I learned a lot about how someone thinks about an institutional repository. (I know it's one view out of many possible ones, but still - getting a rich slice of that one view was extremely useful.) Content in Purdue's IR is organized the same way its departments are organized; interdisciplinary research usually comes out of Discovery Park and goes in its corner of the repository. There are common actions that an IR's workflow should handle well: consuming (downloading someone else's papers), submitting (sending in your own), accepting (what it sounds like), and batching (creating collections of papers). Make sure you check and know all four.

Mike confirmed some other things I had been thinking about, like how catering to faculty self-interest ("ah, I can track publication downloads and use this for my tenure case!") actually works well. Mandating something that should ostensibly be in faculty's self-interest ("only publications listed in the IR count for your tenure evaluation!") is... hard, and I'm not sure if I agree with that goal (I still live in a dream world where people do good things without being required to do them, apparently) but it's got an undeniable impact on compliance rates.

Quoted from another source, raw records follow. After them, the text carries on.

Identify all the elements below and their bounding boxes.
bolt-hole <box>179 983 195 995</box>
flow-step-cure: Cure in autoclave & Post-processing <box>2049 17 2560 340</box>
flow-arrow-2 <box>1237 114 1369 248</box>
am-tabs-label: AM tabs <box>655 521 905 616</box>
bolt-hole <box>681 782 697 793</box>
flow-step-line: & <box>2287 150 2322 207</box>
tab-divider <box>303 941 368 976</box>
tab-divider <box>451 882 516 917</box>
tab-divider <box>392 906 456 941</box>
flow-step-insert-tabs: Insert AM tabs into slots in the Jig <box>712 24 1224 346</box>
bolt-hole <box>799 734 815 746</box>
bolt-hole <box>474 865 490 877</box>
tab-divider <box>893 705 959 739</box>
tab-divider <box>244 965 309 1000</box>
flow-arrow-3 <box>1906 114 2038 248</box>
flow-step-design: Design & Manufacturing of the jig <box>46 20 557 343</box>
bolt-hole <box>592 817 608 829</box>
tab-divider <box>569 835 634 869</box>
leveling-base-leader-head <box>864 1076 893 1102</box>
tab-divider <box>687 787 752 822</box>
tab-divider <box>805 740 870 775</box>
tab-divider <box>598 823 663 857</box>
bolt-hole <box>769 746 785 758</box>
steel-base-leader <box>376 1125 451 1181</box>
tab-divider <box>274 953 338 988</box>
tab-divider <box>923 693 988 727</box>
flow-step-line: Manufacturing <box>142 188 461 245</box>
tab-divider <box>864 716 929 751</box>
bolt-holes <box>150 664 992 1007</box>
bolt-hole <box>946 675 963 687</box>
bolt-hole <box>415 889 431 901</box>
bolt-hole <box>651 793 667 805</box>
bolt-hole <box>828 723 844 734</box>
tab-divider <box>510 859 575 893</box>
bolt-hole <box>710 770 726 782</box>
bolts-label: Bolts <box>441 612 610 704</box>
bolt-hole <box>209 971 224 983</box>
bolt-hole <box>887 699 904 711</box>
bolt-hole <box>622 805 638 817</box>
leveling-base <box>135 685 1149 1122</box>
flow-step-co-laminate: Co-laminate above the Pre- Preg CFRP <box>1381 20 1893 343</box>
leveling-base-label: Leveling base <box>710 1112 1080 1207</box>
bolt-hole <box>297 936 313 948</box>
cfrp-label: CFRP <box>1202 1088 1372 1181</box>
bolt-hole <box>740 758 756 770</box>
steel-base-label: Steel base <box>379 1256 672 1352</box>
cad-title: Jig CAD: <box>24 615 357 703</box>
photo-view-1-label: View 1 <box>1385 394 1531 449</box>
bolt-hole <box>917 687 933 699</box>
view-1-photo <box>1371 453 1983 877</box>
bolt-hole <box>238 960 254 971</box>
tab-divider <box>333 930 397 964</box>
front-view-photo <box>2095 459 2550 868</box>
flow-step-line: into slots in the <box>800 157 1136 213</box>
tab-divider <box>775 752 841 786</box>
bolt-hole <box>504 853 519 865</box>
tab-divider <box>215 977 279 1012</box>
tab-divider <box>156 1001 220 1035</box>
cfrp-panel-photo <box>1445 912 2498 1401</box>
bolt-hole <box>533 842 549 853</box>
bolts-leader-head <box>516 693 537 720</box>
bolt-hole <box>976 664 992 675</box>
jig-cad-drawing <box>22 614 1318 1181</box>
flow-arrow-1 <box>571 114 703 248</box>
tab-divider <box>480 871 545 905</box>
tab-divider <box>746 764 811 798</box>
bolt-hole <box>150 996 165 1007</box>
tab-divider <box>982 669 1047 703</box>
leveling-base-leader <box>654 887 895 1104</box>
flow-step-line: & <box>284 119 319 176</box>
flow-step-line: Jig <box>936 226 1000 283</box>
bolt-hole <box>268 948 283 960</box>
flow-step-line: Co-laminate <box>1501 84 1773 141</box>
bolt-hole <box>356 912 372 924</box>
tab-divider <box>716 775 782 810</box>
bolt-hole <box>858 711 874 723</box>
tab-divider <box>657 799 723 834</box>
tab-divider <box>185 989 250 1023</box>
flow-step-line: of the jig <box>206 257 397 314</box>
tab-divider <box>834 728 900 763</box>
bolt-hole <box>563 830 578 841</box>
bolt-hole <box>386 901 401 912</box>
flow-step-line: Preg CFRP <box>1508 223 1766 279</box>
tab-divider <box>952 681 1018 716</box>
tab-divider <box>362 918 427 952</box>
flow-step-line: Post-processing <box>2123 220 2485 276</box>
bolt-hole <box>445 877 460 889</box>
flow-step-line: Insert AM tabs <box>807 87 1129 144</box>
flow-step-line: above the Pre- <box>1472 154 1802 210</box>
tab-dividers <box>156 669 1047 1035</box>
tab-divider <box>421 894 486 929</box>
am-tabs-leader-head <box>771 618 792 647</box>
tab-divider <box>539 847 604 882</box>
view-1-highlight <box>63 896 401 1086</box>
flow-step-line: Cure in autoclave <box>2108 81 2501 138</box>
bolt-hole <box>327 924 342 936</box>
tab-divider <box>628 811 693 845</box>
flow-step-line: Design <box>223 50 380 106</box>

On the way back, he introduced me to the work of Jason Priem, who looks at altmetrics - can we more accurately measure scholarly impact if we look at social media instead of merely journal citations? - and whose open access koans made me grin. Apparently Jason is speaking at Purdue in 2 weeks - I'm totally going. And apparently Jason is getting his PhD at the same place as Bryan Behrenshausen, last summer's opensource.com intern (and the man behind the POSSE profiles from last summer - we're currently having a debate about the future of POSSE, by the way).

My brain is swimming -- and I haven't even started my German translation homework yet. It's been a good, good day. Extremely good. A day full of The Learn.